In the patch, Fixnum#to_s is not cached because Fixnums are often incremented during long loops; any cache for it is quickly churned. However, this could be enabled if it proves useful in practice.

If this new semantic for #to_s is reasonable, I recommend explicitly storing frozen strings for true.to_s, false.to_s, nil.to_s and storing Symbol#to_s with each Symbol, likewise for #inspect.
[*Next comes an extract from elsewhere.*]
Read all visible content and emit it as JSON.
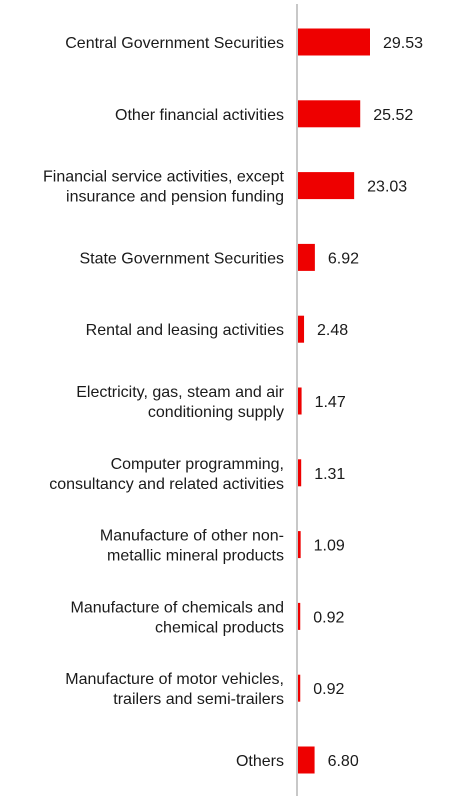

In practice, most Ruby String literals become garbage immediately. If Symbol#to_s was guaranteed to be always be cached, this would enable the use of:

puts :"some string"

instead of

puts "some string"

as an in-line memoized frozen String that creates no garbage when calling puts which will call #to_s on its argument, but never mutate the result. A parser or compiler could recognize Symbol#to_s as an operation with no side-effect and elide it, providing a true String constant. This idiom would eliminate the pointless String garbage created by the evaluation of every String literal.

This is far more expressive and concise than:

SOME_STRING = "some string".freeze

The alternative to :"some string" might be to memoize all String literals as frozen. This is a superior syntax and semantic — old code would need to change on a massive scale, but any issues would be easy to diagnose:

str = ''       # Make a mutable empty string.
str << "foo"   # "foo" is garbage
str << "bar"   # "bar" is garbage

would become:

str = ''.dup   # Make a mutable empty string.
str << "foo"   # "foo" is not garbage
str << "bar"   # "bar" is not garbage

The latter is backwards-compatible with the current String literal semantics.